06-06, 11:00–12:30 (Europe/London), Doddington Forum
This hands-on workshop covers how to use open source ML models like LSTMs and TimeSeries LLM's, with Python to forecast stock trends, with best practices for data preparation and real time predictions.
Financial markets generate massive time series data offering opportunities to predictive stock prices using Machine Learning.
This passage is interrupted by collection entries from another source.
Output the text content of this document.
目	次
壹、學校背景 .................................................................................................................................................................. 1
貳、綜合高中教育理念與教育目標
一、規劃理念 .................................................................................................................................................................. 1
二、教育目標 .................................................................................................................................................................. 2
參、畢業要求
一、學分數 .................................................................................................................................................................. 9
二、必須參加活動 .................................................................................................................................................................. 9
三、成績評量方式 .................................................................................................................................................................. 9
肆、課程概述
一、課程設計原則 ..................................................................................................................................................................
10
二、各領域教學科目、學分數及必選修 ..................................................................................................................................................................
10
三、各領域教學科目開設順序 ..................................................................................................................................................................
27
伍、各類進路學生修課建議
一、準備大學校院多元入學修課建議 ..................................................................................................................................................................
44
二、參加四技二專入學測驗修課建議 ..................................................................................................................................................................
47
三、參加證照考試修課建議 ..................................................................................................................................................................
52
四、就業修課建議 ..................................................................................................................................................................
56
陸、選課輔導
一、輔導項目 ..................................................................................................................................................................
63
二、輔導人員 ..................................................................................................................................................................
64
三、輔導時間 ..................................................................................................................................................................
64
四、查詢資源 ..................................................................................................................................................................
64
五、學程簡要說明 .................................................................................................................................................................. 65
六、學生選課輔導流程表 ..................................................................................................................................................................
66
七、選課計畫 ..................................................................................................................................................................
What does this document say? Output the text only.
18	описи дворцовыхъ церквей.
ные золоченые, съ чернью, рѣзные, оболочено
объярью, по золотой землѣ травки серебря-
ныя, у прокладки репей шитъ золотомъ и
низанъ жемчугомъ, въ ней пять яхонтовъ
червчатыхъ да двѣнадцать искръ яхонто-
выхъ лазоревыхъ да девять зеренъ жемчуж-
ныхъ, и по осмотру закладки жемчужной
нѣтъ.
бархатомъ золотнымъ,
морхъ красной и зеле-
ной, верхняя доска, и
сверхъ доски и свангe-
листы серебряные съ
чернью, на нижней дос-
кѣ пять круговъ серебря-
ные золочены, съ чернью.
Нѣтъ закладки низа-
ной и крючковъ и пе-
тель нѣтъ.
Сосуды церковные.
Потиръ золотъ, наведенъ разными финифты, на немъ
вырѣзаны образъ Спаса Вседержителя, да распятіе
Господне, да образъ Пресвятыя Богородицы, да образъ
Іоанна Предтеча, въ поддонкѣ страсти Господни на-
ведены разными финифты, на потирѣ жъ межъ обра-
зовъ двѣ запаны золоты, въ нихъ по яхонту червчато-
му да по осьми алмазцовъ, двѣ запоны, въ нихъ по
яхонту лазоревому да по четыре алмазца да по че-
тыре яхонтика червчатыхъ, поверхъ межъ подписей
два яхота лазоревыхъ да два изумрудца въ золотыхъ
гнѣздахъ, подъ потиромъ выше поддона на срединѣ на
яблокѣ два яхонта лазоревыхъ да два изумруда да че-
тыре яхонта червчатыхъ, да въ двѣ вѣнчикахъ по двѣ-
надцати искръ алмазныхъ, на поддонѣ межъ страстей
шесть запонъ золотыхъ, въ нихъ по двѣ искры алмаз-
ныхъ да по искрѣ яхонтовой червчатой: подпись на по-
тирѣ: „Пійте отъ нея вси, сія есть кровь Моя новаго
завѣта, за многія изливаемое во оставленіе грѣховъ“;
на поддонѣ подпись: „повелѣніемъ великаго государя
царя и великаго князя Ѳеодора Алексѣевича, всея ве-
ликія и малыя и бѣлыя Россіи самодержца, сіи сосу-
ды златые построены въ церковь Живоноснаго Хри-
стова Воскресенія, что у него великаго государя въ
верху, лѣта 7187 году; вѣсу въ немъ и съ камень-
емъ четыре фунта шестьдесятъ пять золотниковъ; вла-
In this hands-on workshop, we’ll forecast the next six months of FANG stocks using Python, Google Colab, InfluxDB and popular libraries like Neural Prophet and state of the art Time Series LLMs. Learn the strengths, weaknesses, and common pitfalls of each approach, from classical techniques (ARIMA) to using Transformers. We’ll explore data preprocessing, model training, evaluation, with practical examples and ready-to-use notebooks. All code and instructions will be available on GitHub, ensuring you can continue exploring time series forecasting beyond the session.
Previous knowledge expected
Suyash Joshi is an accomplished engineer and developer advocate at InfluxData, with previous roles at Oracle and RingCentral. Holding a B.S. in Computer Science and an M.A. in Game Design, he merges technical expertise with creativity. He is dedicated to community building, delivering talks & workshops globally while sharing his knowledge and connecting with others.